If the only goal were to master composition and scale, the most straightforward approach would be to feed Blender screenshots directly into Nano Banana for photorealistic rendering. I experimented with this initially, and it certainly succeeds at locking the camera angle, furniture placement, and character proportions. For a project like this, those details are vital. Since Ser Loras is only a few centimeters tall, even a minor drift in scale can shatter the illusion of his miniature existence.

However, the difficulty lies in the fact that a Blender screenshot already possesses a heavy 3D-rendered footprint. The materials, lighting, and geometric edges are all partially predetermined. Because I must constrain the prompt to preserve the spatial layout, Nano Banana tends to become overly conservative. It doesn’t truly reinterpret the scene; it merely polishes the existing 3D assets. The structure remains accurate, but the final output often retains a synthetic quality—overly crisp edges and clinical materials that lack the organic imperfections of a real camera lens.

This is precisely why I introduced an intermediate sketch step. The sketch retains the essential structural blueprint—perspective, scale, and object silhouettes—while stripping away the digital weight of the original Blender materials. Nano Banana is no longer trying to fix a CG render; it is instead interpreting a clear visual guide. This allows the AI more creative room to rebuild the lighting, surface textures, and photographic depth from the ground up.

Ultimately, this workflow is about balancing technical accuracy with cinematic realism. Blender provides the necessary spatial logic, the sketch removes the lingering CG footprint, and Nano Banana finally breathes live-action life into the miniature world.

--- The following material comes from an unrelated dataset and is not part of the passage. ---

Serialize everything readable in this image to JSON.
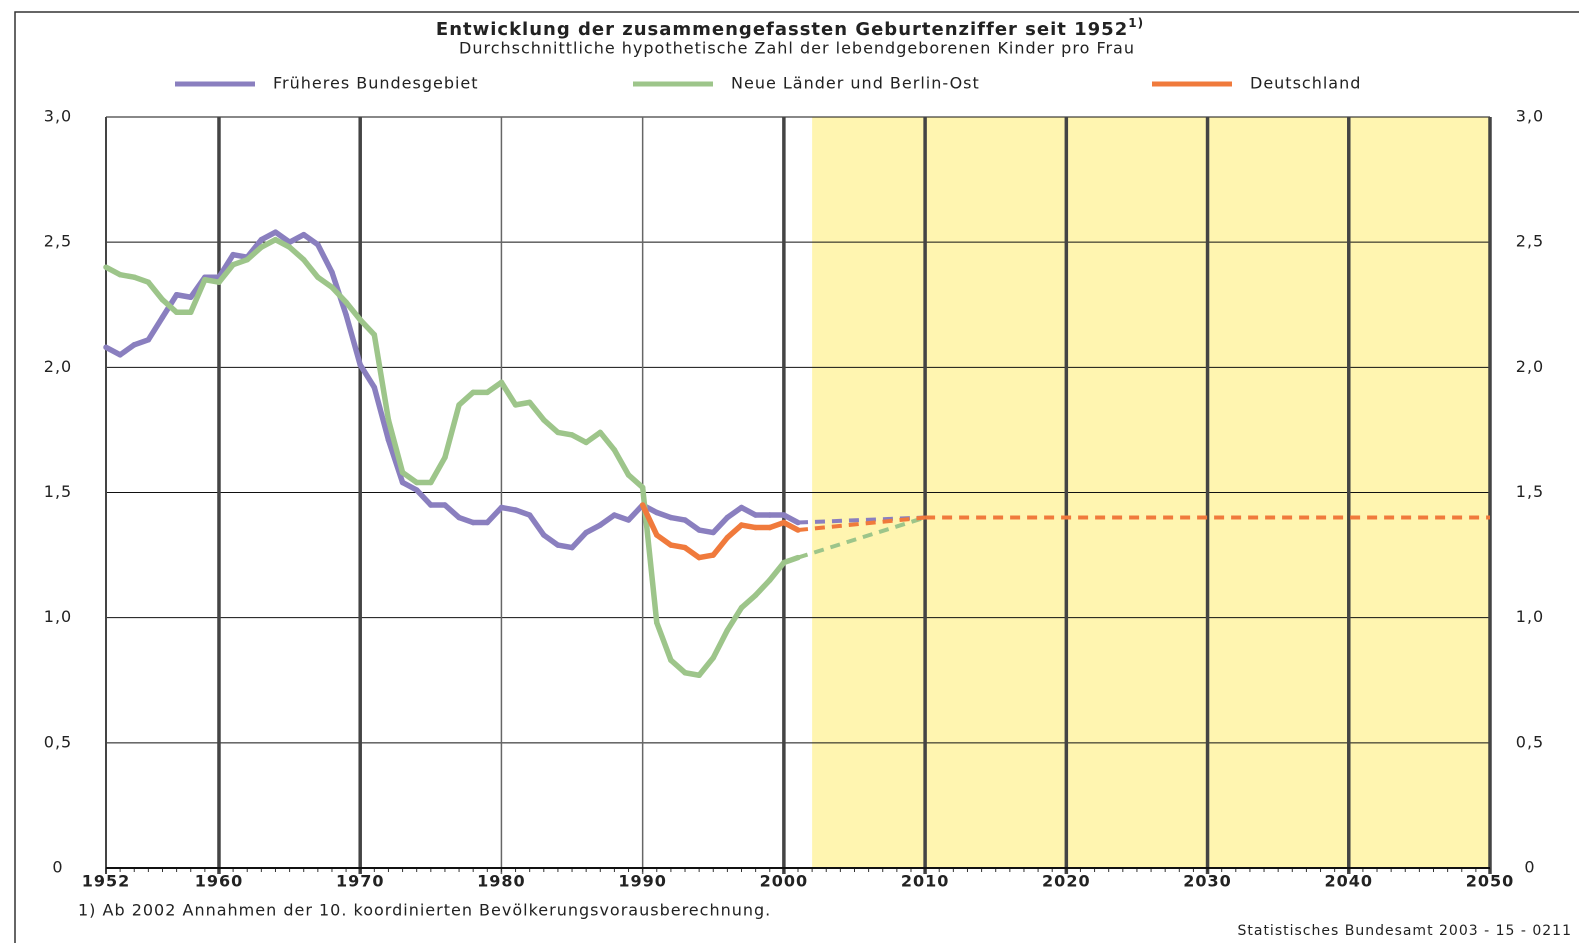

To mitigate the risk of continuity dissolves during complex sequences, I have adopted a methodology of deconstructing expansive movements into discrete, close-up inserts. Rather than attempting to force the generative model to synthesize a singular, exhaustive shot of the knight accessing the drawer and retrieving a sketch, I partition the narrative into manageable action beats. The sequence is reimagined as a series of intimate moments: the initial failure to reach the handle, the tactical positioning of a picture book, the precarious height gained via a crayon box, the organic chaos of spilled wax, and the eventual retrieval of the drawing. This granular approach ensures each frame is defined by a singular, lucid objective and a simplified spatial relationship. By reducing the visual density of each shot, I can more rigorously enforce the project’s essential scale and composition, bypassing the typical AI tendencies toward morphological drift and perspective distortion. Ultimately, this technical necessity has matured into a core component of the film’s visual language, reinforcing the immersive, miniature perspective of Ser Loras.

Most of this workflow is currently built inside flick.art. I mainly use Nano Banana for image generation and refinement, then combine Kling and Seedance depending on the needs of each shot when turning the images into video. The process is not about entering one prompt and waiting for a final result. It is a constant back-and-forth between composition, scale, character consistency, and controllable motion.

For me, Ser Loras is not only a short film project, but also an experiment in AI filmmaking workflow: how to make the model serve a continuous space, a consistent character, and a clear narrative logic, rather than simply producing beautiful individual images. I hope this process can be useful to other creators facing similar challenges in AI filmmaking, especially those working through issues of character consistency, spatial continuity, scale control, and complex action breakdowns.